A law change could tackle the problem of fatal police chases

Early in the year, a police pursuit ended in a fatal crash that took the lives of two teenage boys in Christchurch. The vehicle being pursued was stolen by its occupants, and when they failed to stop for the responding authorities police spikes were set-up to get the vehicle to halt.

A month earlier, also in Christchurch, another police car chase resulted in the deaths of a pregnant mother and her partner who were fleeing from responding officers. The driver, Dennis Tunnicliffe, had failed to stop at a police checkpoint and was therefore pursued – only to careen and crash into a power pole.
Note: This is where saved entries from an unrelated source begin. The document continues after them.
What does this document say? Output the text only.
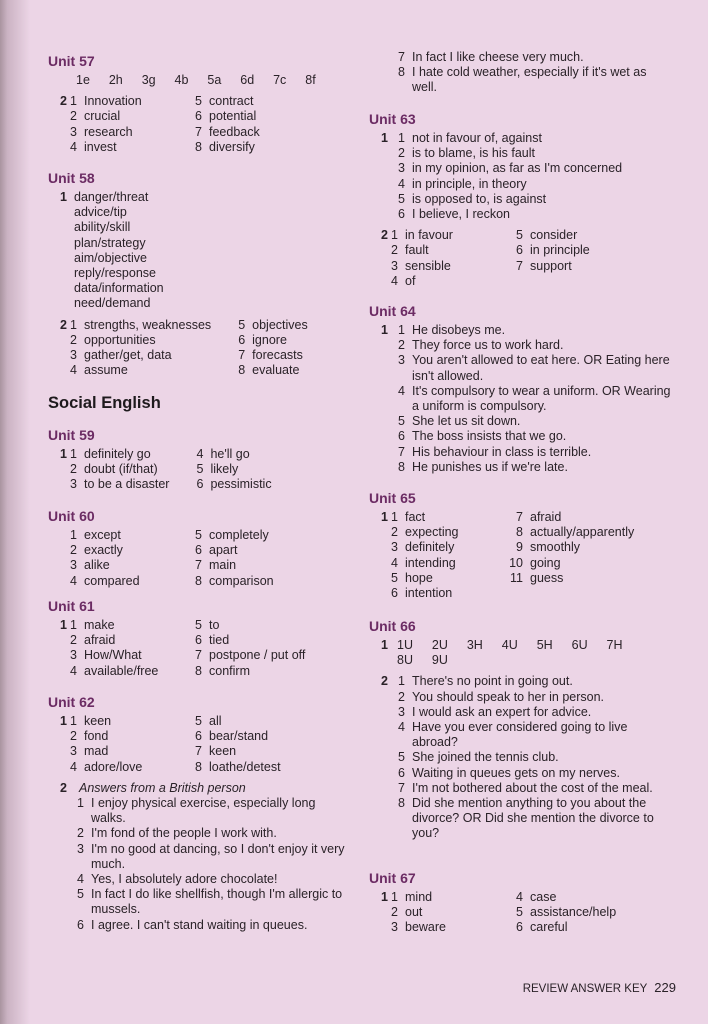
Unit 57
1e  2h  3g  4b  5a  6d  7c  8f
2 1 Innovation	5 contract
2 crucial	6 potential
3 research	7 feedback
4 invest	8 diversify
Unit 58
1 danger/threat
advice/tip
ability/skill
plan/strategy
aim/objective
reply/response
data/information
need/demand
2 1 strengths, weaknesses	5 objectives
2 opportunities	6 ignore
3 gather/get, data	7 forecasts
4 assume	8 evaluate
Social English
Unit 59
1 1 definitely go	4 he'll go
2 doubt (if/that)	5 likely
3 to be a disaster	6 pessimistic
Unit 60
1 except	5 completely
2 exactly	6 apart
3 alike	7 main
4 compared	8 comparison
Unit 61
1 1 make	5 to
2 afraid	6 tied
3 How/What	7 postpone / put off
4 available/free	8 confirm
Unit 62
1 1 keen	5 all
2 fond	6 bear/stand
3 mad	7 keen
4 adore/love	8 loathe/detest
2 Answers from a British person
1 I enjoy physical exercise, especially long walks.
2 I'm fond of the people I work with.
3 I'm no good at dancing, so I don't enjoy it very much.
4 Yes, I absolutely adore chocolate!
5 In fact I do like shellfish, though I'm allergic to mussels.
6 I agree. I can't stand waiting in queues.
7 In fact I like cheese very much.
8 I hate cold weather, especially if it's wet as well.
Unit 63
1 1 not in favour of, against
2 is to blame, is his fault
3 in my opinion, as far as I'm concerned
4 in principle, in theory
5 is opposed to, is against
6 I believe, I reckon
2 1 in favour	5 consider
2 fault	6 in principle
3 sensible	7 support
4 of
Unit 64
1 1 He disobeys me.
2 They force us to work hard.
3 You aren't allowed to eat here. OR Eating here isn't allowed.
4 It's compulsory to wear a uniform. OR Wearing a uniform is compulsory.
5 She let us sit down.
6 The boss insists that we go.
7 His behaviour in class is terrible.
8 He punishes us if we're late.
Unit 65
1 1 fact	7 afraid
2 expecting	8 actually/apparently
3 definitely	9 smoothly
4 intending	10 going
5 hope	11 guess
6 intention
Unit 66
1 1U  2U  3H  4U  5H  6U  7H
8U  9U
2 1 There's no point in going out.
2 You should speak to her in person.
3 I would ask an expert for advice.
4 Have you ever considered going to live abroad?
5 She joined the tennis club.
6 Waiting in queues gets on my nerves.
7 I'm not bothered about the cost of the meal.
8 Did she mention anything to you about the divorce? OR Did she mention the divorce to you?
Unit 67
1 1 mind	4 case
2 out	5 assistance/help
3 beware	6 careful
REVIEW ANSWER KEY 229
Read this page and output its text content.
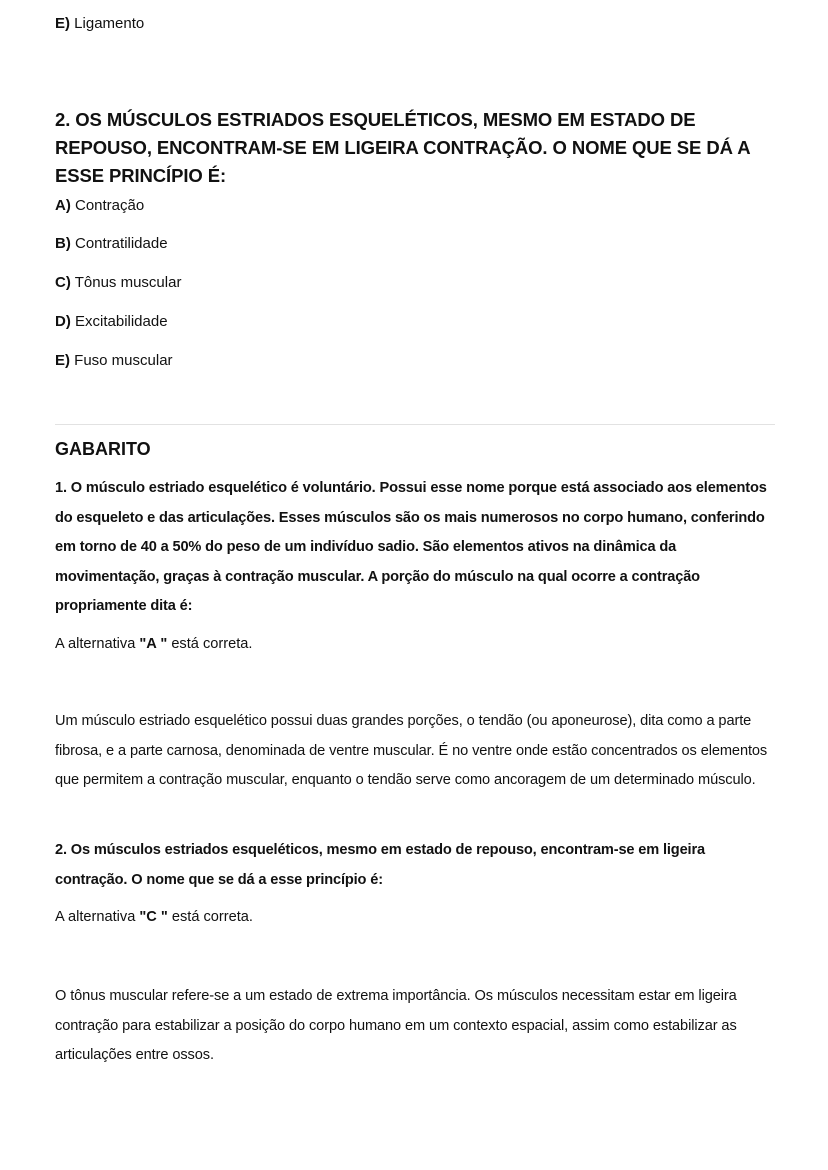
E) Ligamento
2. OS MÚSCULOS ESTRIADOS ESQUELÉTICOS, MESMO EM ESTADO DE REPOUSO, ENCONTRAM-SE EM LIGEIRA CONTRAÇÃO. O NOME QUE SE DÁ A ESSE PRINCÍPIO É:
A) Contração
B) Contratilidade
C) Tônus muscular
D) Excitabilidade
E) Fuso muscular
GABARITO
1. O músculo estriado esquelético é voluntário. Possui esse nome porque está associado aos elementos do esqueleto e das articulações. Esses músculos são os mais numerosos no corpo humano, conferindo em torno de 40 a 50% do peso de um indivíduo sadio. São elementos ativos na dinâmica da movimentação, graças à contração muscular. A porção do músculo na qual ocorre a contração propriamente dita é:
A alternativa "A " está correta.
Um músculo estriado esquelético possui duas grandes porções, o tendão (ou aponeurose), dita como a parte fibrosa, e a parte carnosa, denominada de ventre muscular. É no ventre onde estão concentrados os elementos que permitem a contração muscular, enquanto o tendão serve como ancoragem de um determinado músculo.
2. Os músculos estriados esqueléticos, mesmo em estado de repouso, encontram-se em ligeira contração. O nome que se dá a esse princípio é:
A alternativa "C " está correta.
O tônus muscular refere-se a um estado de extrema importância. Os músculos necessitam estar em ligeira contração para estabilizar a posição do corpo humano em um contexto espacial, assim como estabilizar as articulações entre ossos.
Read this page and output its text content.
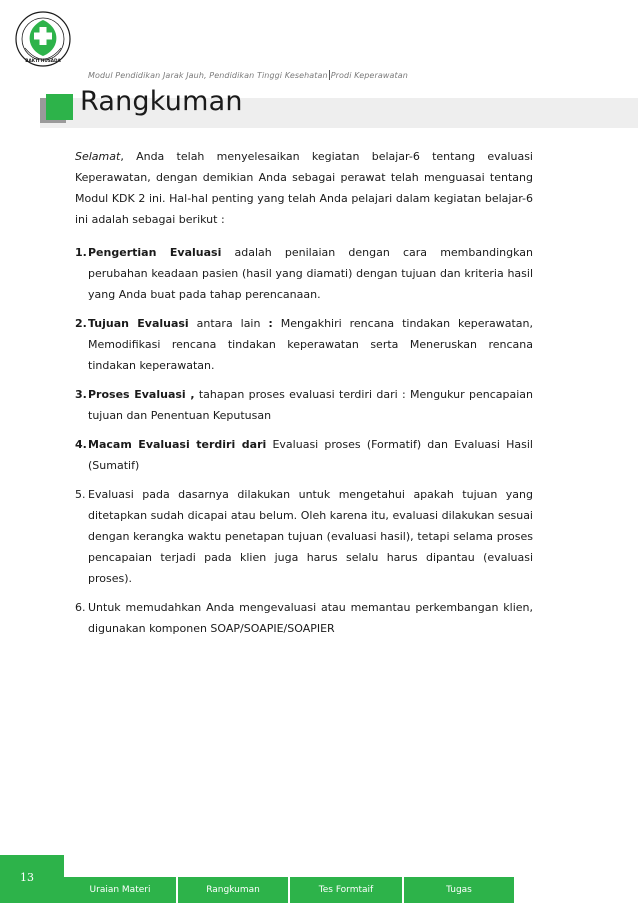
BAKTI HUSADA
Modul Pendidikan Jarak Jauh, Pendidikan Tinggi Kesehatan Prodi Keperawatan
Rangkuman

Selamat, Anda telah menyelesaikan kegiatan belajar-6 tentang evaluasi Keperawatan, dengan demikian Anda sebagai perawat telah menguasai tentang Modul KDK 2 ini. Hal-hal penting yang telah Anda pelajari dalam kegiatan belajar-6 ini adalah sebagai berikut :

1. Pengertian Evaluasi adalah penilaian dengan cara membandingkan perubahan keadaan pasien (hasil yang diamati) dengan tujuan dan kriteria hasil yang Anda buat pada tahap perencanaan.
2. Tujuan Evaluasi antara lain : Mengakhiri rencana tindakan keperawatan, Memodifikasi rencana tindakan keperawatan serta Meneruskan rencana tindakan keperawatan.
3. Proses Evaluasi , tahapan proses evaluasi terdiri dari : Mengukur pencapaian tujuan dan Penentuan Keputusan
4. Macam Evaluasi terdiri dari Evaluasi proses (Formatif) dan Evaluasi Hasil (Sumatif)
5. Evaluasi pada dasarnya dilakukan untuk mengetahui apakah tujuan yang ditetapkan sudah dicapai atau belum. Oleh karena itu, evaluasi dilakukan sesuai dengan kerangka waktu penetapan tujuan (evaluasi hasil), tetapi selama proses pencapaian terjadi pada klien juga harus selalu harus dipantau (evaluasi proses).
6. Untuk memudahkan Anda mengevaluasi atau memantau perkembangan klien, digunakan komponen SOAP/SOAPIE/SOAPIER
13
Uraian Materi	Rangkuman	Tes Formtaif	Tugas
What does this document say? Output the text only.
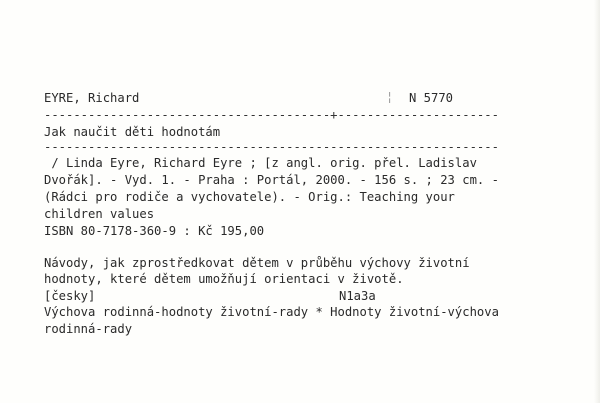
EYRE, Richard	¦ N 5770
---------------------------------------+----------------------
Jak naučit děti hodnotám
--------------------------------------------------------------
/ Linda Eyre, Richard Eyre ; [z angl. orig. přel. Ladislav
Dvořák]. - Vyd. 1. - Praha : Portál, 2000. - 156 s. ; 23 cm. -
(Rádci pro rodiče a vychovatele). - Orig.: Teaching your
children values
ISBN 80-7178-360-9 : Kč 195,00
Návody, jak zprostředkovat dětem v průběhu výchovy životní
hodnoty, které dětem umožňují orientaci v životě.
[česky]	N1a3a
Výchova rodinná-hodnoty životní-rady * Hodnoty životní-výchova
rodinná-rady
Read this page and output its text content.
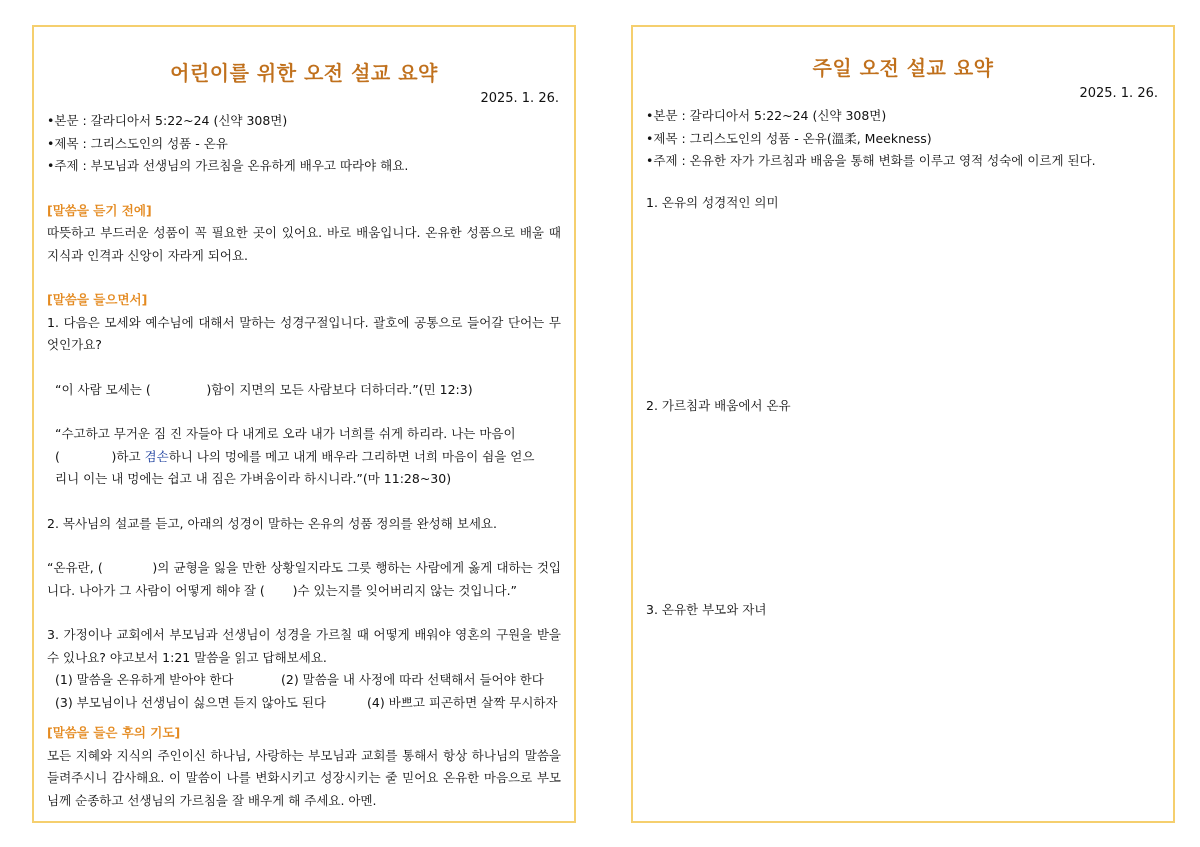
어린이를 위한 오전 설교 요약
2025. 1. 26.
•본문 : 갈라디아서 5:22~24 (신약 308면)
•제목 : 그리스도인의 성품 - 온유
•주제 : 부모님과 선생님의 가르침을 온유하게 배우고 따라야 해요.
[말씀을 듣기 전에]
따뜻하고 부드러운 성품이 꼭 필요한 곳이 있어요. 바로 배움입니다. 온유한 성품으로 배울 때 지식과 인격과 신앙이 자라게 되어요.
[말씀을 들으면서]
1. 다음은 모세와 예수님에 대해서 말하는 성경구절입니다. 괄호에 공통으로 들어갈 단어는 무엇인가요?
“이 사람 모세는 (              )함이 지면의 모든 사람보다 더하더라.”(민 12:3)
“수고하고 무거운 짐 진 자들아 다 내게로 오라 내가 너희를 쉬게 하리라. 나는 마음이
(             )하고 겸손하니 나의 멍에를 메고 내게 배우라 그리하면 너희 마음이 쉼을 얻으
리니 이는 내 멍에는 쉽고 내 짐은 가벼움이라 하시니라.”(마 11:28~30)
2. 목사님의 설교를 듣고, 아래의 성경이 말하는 온유의 성품 정의를 완성해 보세요.
“온유란, (            )의 균형을 잃을 만한 상황일지라도 그릇 행하는 사람에게 옳게 대하는 것입니다. 나아가 그 사람이 어떻게 해야 잘 (       )수 있는지를 잊어버리지 않는 것입니다.”
3. 가정이나 교회에서 부모님과 선생님이 성경을 가르칠 때 어떻게 배워야 영혼의 구원을 받을 수 있나요? 야고보서 1:21 말씀을 읽고 답해보세요.
(1) 말씀을 온유하게 받아야 한다	(2) 말씀을 내 사정에 따라 선택해서 들어야 한다
(3) 부모님이나 선생님이 싫으면 듣지 않아도 된다	(4) 바쁘고 피곤하면 살짝 무시하자
[말씀을 들은 후의 기도]
모든 지혜와 지식의 주인이신 하나님, 사랑하는 부모님과 교회를 통해서 항상 하나님의 말씀을 들려주시니 감사해요. 이 말씀이 나를 변화시키고 성장시키는 줄 믿어요 온유한 마음으로 부모님께 순종하고 선생님의 가르침을 잘 배우게 해 주세요. 아멘.
주일 오전 설교 요약
2025. 1. 26.
•본문 : 갈라디아서 5:22~24 (신약 308면)
•제목 : 그리스도인의 성품 - 온유(溫柔, Meekness)
•주제 : 온유한 자가 가르침과 배움을 통해 변화를 이루고 영적 성숙에 이르게 된다.
1. 온유의 성경적인 의미
2. 가르침과 배움에서 온유
3. 온유한 부모와 자녀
These two serious incidents occurring within a month of each other sparked a nationwide discussion on the nature of police car chases, with opinions mixed if whether it is the fault of the police vehicle for chasing after the victims or if it is the fault of the victims for failing to stop for responding police.

An indisputable fact is that when motorists flee police vehicles they tend to drive recklessly, endangering not only themselves but innocent people in the vicinity also. Drivers who do not stop for police are therefore a risk to the greater society, and their behaviour needs to be addressed.

NZ First list-MP Darroch Ball

This is precisely what New Zealand First MP Darroch Ball is aiming to do with his recent Member’s Bill, the Land Transport (Fleeing Drivers) Amendment Bill. The legislation creates four new offences that will penalize people who even attempt to evade pursuing police officers.

As per the Bill’s digest, those four new sanctions include:  fleeing from police, fleeing from the police while driving recklessly
or dangerously, fleeing from police while driving recklessly or dangerously and causing injury, and fleeing from police while driving recklessly or dangerously and causing death.

The first imposes a penalty immediately if a driver flees the police,  violators will face mandatory community service. If the fleeing driver does so ‘in a dangerous or reckless manner’, they face an immediate prison sentence of between six and twenty-four months.

Additionally, there will be increased penalties to drivers who flee and cause injury, as well as those who flee and cause deaths. The corresponding sanction for the latter offense will be on par with that of manslaughter, which is a maximum life sentence imprisonment.

Having different tiers of penalties will help deter reckless behaviour, that almost certainly causes injuries or deaths. Under current laws, there is no difference in penalty between fleeing a police vehicle and doing so recklessly – which is why drivers who evade responding police do so recklessly since they will face the same penalty anyway.

Adding to that, police tend to abandon chases when the motorists being pursued drive recklessly, in fear of causing damage or at worse, deaths. Doing so allows the persons of interest to go scot-free, which then encourages this behaviour.

(YOU CAN VIEW THE BILL BY CLICKING HERE)

According to the bill’s explanatory note: “The number of incidents abandoned by police have also increased from 20% in 2009 to over 55% in 2018. Fleeing drivers are choosing to deliberately drive dangerously in order for police to abandon and, if caught, suffer very few consequences.”

Darroch Ball notes that under the status quo, “fleeing drivers [now] understand that all they have to do is immediately begin to drive dangerously – wrong side of the road, excessive speed, putting the public in danger – and the pursuing police officer must abandon the pursuit.”

The bill also aims to rectify an amendment to the Land Transport Act introduced by the previous National-led government in 2017, coincidentally by its current party leader Simon Bridges. Ball has been critical of that amendment, saying that the penalty it introduced was “a slap on the wrist”.

By introducing an amendment of his own, NZ First’s law and order spokesperson hopes to bring an end to the reckless pursuits that have caused the deaths of those young boys from Christchurch as well as prevent the “police blame game” that occurs when a police pursuit ends in fatalities.

The list-MP based in Palmerston North introduced the bill as a response to the rampant police blaming in the aftermath of the fatal Christchurch police chase. In an op-ed for stuff.co.nz he wrote: “We need to stop focusing on police pursuits as being the cause of the problem and instead look at the individuals whose actions create the need for the pursuit in the first place.”

It is a good sign that he has the right idea on what is wrong under our current system, which means that his bill will address the issues that cause this problem. The hope now is that the bill be drawn from the ballot, and that it will gain support from his colleagues in Government.